Minding tomorrow, with an eye on yesterday.
Dr. James E. Samels, a nationally recognized higher-education industry analyst and community-college advocate, believes "higher education, especially community colleges, should keep a close watch on how the new Congress responds to the next wave of presidential higher-education funding initiatives."
After praising community colleges in his State of the Union address, the president is now poised to kick off his second term with several major higher-education policy proposals pending review, authorization and appropriation by Congress.
In his fiscal 2005 budget, the president put his money where his mouth is by earmarking $250 million for a Community-Based Job Training Program. By encouraging employer-driven partnerships with community and technical colleges, the program would provide credit-based, industry-specific, high-demand training for incumbent, dislocated and entry-level workers.
The program's conduit, the U.S. Department of Labor's Employment and Training Administration, has circulated a preliminary draft implementation strategy that imposes a miniscule 5 percent limit on administrative or indirect costs incurred by the community college. These workforce-development partnerships, which must include employers, the public workforce-investment system, community colleges and the K-12 system, must match at least 30 percent of the award through cash or in-kind investments.

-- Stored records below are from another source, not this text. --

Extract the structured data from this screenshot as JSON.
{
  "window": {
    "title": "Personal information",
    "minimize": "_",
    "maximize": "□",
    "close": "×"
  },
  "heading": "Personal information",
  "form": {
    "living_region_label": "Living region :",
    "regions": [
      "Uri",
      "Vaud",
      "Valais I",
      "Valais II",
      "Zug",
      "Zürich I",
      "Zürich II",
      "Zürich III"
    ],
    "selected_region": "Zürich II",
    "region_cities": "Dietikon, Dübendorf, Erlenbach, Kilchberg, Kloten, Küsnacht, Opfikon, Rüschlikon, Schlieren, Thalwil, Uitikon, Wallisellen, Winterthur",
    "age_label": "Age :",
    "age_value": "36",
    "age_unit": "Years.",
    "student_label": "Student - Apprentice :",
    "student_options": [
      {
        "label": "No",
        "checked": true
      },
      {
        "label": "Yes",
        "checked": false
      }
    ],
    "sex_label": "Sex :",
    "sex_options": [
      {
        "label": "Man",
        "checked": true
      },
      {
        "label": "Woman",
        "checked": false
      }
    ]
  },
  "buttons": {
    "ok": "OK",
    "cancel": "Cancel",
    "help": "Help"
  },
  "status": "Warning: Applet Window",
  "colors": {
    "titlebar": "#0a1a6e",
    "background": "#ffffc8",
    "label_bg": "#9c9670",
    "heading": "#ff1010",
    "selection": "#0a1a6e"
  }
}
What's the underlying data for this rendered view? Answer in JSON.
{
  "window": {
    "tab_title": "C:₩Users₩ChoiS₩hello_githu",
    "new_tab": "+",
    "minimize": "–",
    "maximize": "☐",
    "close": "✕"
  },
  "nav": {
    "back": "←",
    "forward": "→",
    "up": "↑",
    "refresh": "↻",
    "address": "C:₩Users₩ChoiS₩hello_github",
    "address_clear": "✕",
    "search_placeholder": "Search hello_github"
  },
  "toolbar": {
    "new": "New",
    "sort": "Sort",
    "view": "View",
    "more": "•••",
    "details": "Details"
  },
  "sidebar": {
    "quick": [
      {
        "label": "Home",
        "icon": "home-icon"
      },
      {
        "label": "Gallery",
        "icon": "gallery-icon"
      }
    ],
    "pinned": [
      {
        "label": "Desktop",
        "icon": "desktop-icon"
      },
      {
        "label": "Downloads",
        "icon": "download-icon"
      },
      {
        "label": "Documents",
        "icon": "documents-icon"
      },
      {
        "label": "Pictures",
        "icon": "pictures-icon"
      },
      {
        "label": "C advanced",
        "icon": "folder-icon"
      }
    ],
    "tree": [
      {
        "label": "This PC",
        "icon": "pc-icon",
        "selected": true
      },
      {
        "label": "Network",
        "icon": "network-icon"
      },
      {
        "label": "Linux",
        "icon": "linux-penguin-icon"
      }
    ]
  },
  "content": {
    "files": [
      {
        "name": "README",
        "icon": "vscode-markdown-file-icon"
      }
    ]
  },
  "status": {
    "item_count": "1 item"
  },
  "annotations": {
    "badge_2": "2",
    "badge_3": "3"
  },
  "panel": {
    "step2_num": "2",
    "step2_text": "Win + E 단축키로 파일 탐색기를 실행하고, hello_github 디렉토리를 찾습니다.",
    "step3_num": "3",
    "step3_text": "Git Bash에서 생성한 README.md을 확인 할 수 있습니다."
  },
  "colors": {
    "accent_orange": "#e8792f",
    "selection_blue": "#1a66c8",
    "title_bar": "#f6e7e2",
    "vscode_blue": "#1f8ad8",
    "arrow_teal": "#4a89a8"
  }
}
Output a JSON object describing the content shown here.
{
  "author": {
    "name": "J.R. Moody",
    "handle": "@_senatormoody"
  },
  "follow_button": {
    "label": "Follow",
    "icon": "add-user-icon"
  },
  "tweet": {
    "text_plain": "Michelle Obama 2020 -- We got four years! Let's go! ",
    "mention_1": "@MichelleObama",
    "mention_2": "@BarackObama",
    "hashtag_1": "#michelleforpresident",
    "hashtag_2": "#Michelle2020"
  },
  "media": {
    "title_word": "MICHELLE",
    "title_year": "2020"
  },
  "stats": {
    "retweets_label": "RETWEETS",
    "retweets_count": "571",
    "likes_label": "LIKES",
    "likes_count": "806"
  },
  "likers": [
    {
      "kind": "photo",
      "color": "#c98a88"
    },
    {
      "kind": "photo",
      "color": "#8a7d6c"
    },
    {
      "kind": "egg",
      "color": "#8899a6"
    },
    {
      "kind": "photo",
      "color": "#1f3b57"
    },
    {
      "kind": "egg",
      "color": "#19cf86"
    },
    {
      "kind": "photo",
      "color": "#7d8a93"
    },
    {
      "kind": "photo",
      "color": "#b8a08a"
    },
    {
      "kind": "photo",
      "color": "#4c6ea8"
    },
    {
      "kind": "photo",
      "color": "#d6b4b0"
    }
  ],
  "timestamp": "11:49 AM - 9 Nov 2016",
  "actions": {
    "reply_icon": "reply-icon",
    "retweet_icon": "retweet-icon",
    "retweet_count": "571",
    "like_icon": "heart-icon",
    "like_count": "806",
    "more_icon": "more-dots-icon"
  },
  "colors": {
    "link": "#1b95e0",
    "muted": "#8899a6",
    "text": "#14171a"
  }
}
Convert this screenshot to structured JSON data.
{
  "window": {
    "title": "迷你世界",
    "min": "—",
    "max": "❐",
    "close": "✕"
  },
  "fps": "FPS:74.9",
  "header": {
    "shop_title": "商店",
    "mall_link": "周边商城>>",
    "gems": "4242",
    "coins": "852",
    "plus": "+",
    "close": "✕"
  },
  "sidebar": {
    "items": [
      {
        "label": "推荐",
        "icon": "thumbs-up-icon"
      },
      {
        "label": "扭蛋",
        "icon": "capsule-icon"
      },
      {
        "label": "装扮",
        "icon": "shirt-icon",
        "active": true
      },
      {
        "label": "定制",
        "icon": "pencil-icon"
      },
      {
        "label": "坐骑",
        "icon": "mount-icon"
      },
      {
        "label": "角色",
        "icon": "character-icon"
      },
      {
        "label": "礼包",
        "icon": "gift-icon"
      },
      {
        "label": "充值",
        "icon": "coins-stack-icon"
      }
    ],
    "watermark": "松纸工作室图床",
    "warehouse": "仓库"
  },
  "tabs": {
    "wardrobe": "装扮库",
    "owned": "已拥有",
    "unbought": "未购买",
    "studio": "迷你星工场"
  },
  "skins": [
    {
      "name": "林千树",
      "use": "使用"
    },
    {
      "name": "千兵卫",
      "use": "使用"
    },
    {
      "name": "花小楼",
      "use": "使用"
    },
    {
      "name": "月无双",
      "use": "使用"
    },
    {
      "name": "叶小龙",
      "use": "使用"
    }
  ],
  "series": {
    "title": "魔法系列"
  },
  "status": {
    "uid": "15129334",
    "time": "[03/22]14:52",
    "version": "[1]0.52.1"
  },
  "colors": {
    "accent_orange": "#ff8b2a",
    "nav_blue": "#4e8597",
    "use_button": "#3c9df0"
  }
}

The U.S. House of Representatives has proposed just $50 million for the initiative, and although the full U.S. Senate still must vote, the Senate Appropriations Committee reported its version of the bill with the full $250 million. As a second-term president, Bush can push for the reconciliation of the House and Senate versions to fully fund the $250 million proposal and, as a result, be remembered fondly for his presidential commitment to the community-college role in workforce development.
To complement the Community-Based Job Training Program, Bush has proposed additional monies for Innovation Training Accounts, flexible accounts that allow workers to select training that best satisfies their needs. The president also has proposed cutting federal red tape by providing governors with about $300 million to distribute workforce-training funds with more flexibility.
As the implementation strategy evolves, however, beware of resistance from some colleges and universities to using the Perkins Act definition of community colleges. Whether or not this definition adequately serves all institutions heavily invested in workforce development will become a point of contention.
According to Dr. Joseph L. Kennedy, president of SUNY-Canton, "While opportunities for workforce development and first-responder training abound, one wonders whether the continued lack of federal resources will limit our role."
SUNY-Canton workforce-development and educational offerings focus on science, agriculture and applied technologies by offering seven baccalaureate-degree programs, 27 associate's-degree programs and nine one-year certificates.
Pell Grant Plus
Encouraging students to take more rigorous high-school courses, the president's Pell Grant Plus Act proposes an additional $1,000 of Pell Grant funding for low-income students who complete the proposed State Scholars curriculum. Under Bush's 2005 budget, the maximum Pell award, without the State Scholar incentive, would remain at $4,050 for the third year in a row. Advocates have called on the administration to raise the maximum Pea Grant to at least $5,100 for first-year students--a promise Bush made during his first campaign.
While the president and Congress have increased funding for Pell Grants to $12.9 billion, the program is actually running in the red because more student applicants became eligible during the recession. In fact, the current maximum Pell Grant award is less than it was in 1976 after adjusting for inflation.
Community colleges have a lot at stake since they ultimately benefit from around one-third of all Pell Grants--almost 15 percent of community-college students receive Pell Grants. Eventually coupling the Pell Grant increase with the State Scholars program, some observers believe Bush's proposal would provide little, if any, extra help to the many community-college students who work full time, have been out of high school for some time, or are returning to college to re-skill or up-skill for today's workforce demands.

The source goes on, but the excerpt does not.